Ferragosto.
Non lavoro.
Incredibile ma vero. Il caldo ha un peso specifico fastidioso. Esco di casa pigro, solo per comperare il giornale e fare colazione.
So già che la città oggi ha più attività chiuse che aperte ma anche godersi la città così vuota ha il suo fascino, pacofico. Fino a pochi anni fa, fino alla Pandemia per la precisione, il 15 agosto era anche per me un normale giorno lavorativo da recuperare poi un giorno entro la fine del mese stesso.
Sono libero, cammino, la città è meno vuota di quel che mi aspettavo. I pochi, pochissimi ad onor del vero locali aperti sono presi d'assalto da gruppi piuttosto eterogenei di turisti. Di tutte le età, di nazionalità diversa che stanno scegliendo la mia città come meta turistica, mordi e fuggi o per una sosta più lunga, in questi giorni di estate incerta.
Bene, benissimo direi con l'animo del commerciante che poi è il mio lavoro. Il turismo anche in città è un volano stupendo per altre attività ad esso correlate ed ora che la Pandemia è lontana si stanno raccogliendo i frutti di sacrifici e restrizioni anche pesanti.
Bene. Continuo fino al primo bar aperto la mia passeggiata, accostato di tanto in tanto dal treno di appassionati bikers austriaci che pedalano lungo la stupenda ippovia che da Tarvisio porta al mare di Grado. Udine è una sosta a metà strada, un po' più lunga se si passeggia fino alla sommità del colle morenico che ospita il Castello cittadino. E non solo, anche il Civico Museo e il suo Tiepolo, i palazzi Liberty del centro, altre piccole o grandi gallerie come Casa Cavazzini. Insomma fra le città piccole è una piccola città d'arte, o almeno ci si è fatta qualificare tale per poter gestire al meglio le aperture nei giorni festivi, evento ormai che ha le sue origini alla fine del secolo scorso.
Sempre bene. Mi siedo, osservo, penso, parlo.
Leggo del ministro San Giuliano che va qesternando che tutti i musei del territorio saranno aperti ai turisti, al pubblico, ai turisti e agli abitanti delle stesse città. La trovo una cosa stupenda, corretta se un paese, una città può offrire a chi la visita la visione del proprio patrimonio culturale. Perché anche in questo caso il patrimonio culturale ha una ricaduta in termini economici notevole su quello che in termini tecnici si chiama indotto. Ecco, questo da commerciante è più che bene a che se....
Anche se io oggi sono chiuso, tanti altri negozi lo sono perché è un giorno di festa, anche i ristoranti sono chiusi, quasi tutti quelli del centro storico, le caffetteria, pasticcerie e bar pure e le poche aperte hanno coda come all'autogrill.
E questo dal mio punto di vista di commerciante, di ex dipendente della ristorazione, è un difetto enorme di questo Paese e di mille ed una legge sbagliate. E storico. E non si tratta solo di aprire i musei "il dì di festa", no si tratta di lavoro, di contratti per tutte le categorie coinvolte nelle aperture festive e nei servizi da dare al cliente.

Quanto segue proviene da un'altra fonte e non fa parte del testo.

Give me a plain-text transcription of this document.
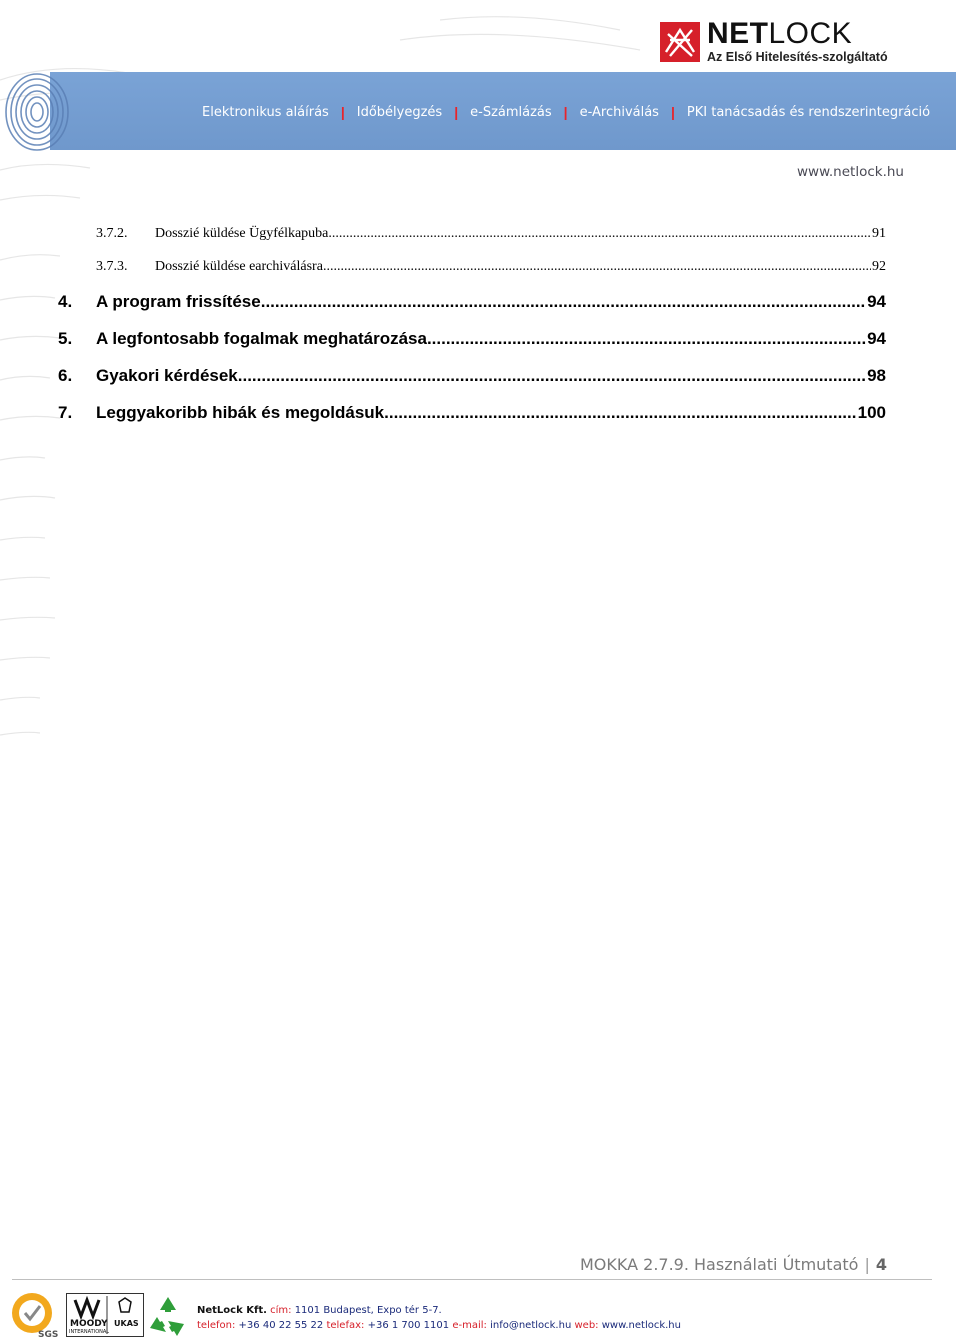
NETLOCK
Az Első Hitelesítés-szolgáltató
Elektronikus aláírás | Időbélyegzés | e-Számlázás | e-Archiválás | PKI tanácsadás és rendszerintegráció
www.netlock.hu
3.7.2.	Dosszié küldése Ügyfélkapuba .....	91
3.7.3.	Dosszié küldése earchiválásra .....	92
4.	A program frissítése .....	94
5.	A legfontosabb fogalmak meghatározása .....	94
6.	Gyakori kérdések .....	98
7.	Leggyakoribb hibák és megoldásuk .....	100
MOKKA 2.7.9. Használati Útmutató | 4
SGS
MOODY
INTERNATIONAL
UKAS
NetLock Kft. cím: 1101 Budapest, Expo tér 5-7.
telefon: +36 40 22 55 22 telefax: +36 1 700 1101 e-mail: info@netlock.hu web: www.netlock.hu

Da una nuova e ottimale gestione del lavoro, dei contratti ad esso correlati, nasce un servizio migliore, efficace, completo. Non zoppo come quello che attualmente stiamo offrendo; non può essere tollerabile che il turista debba ricorrere all'unico market aperto per una bottiglia d'acqua. E che nel pomeriggio sia quasi impossibile sedersi a bere un caffè o qualcosa di fresco.
Questo perché fra le varie categorie non c'è coesione, non ci sono condizioni di lavoro uguali e favorevoli.
Nessuno però dalla televisione ci illustra i benefici di un contratto di lavoro onesto, completo, che parifichi le varie categorie legate al turismo e al turismo d'arte (per tacere del lavoro stesso nella sua forma più completa). Da Roma parla solo il ministro della Cultura ed è già tragicamente divertente.
Parlo, discuto.
Anche se è festa.
Il lavoro, come lavoro fisico e contrattuale, è da rivedere a partire dal salario minimo e su fino a garantire la giusta dignità a tutti i lavoratori.
Al di là di un Tiepolo che ti guarda dal Castello.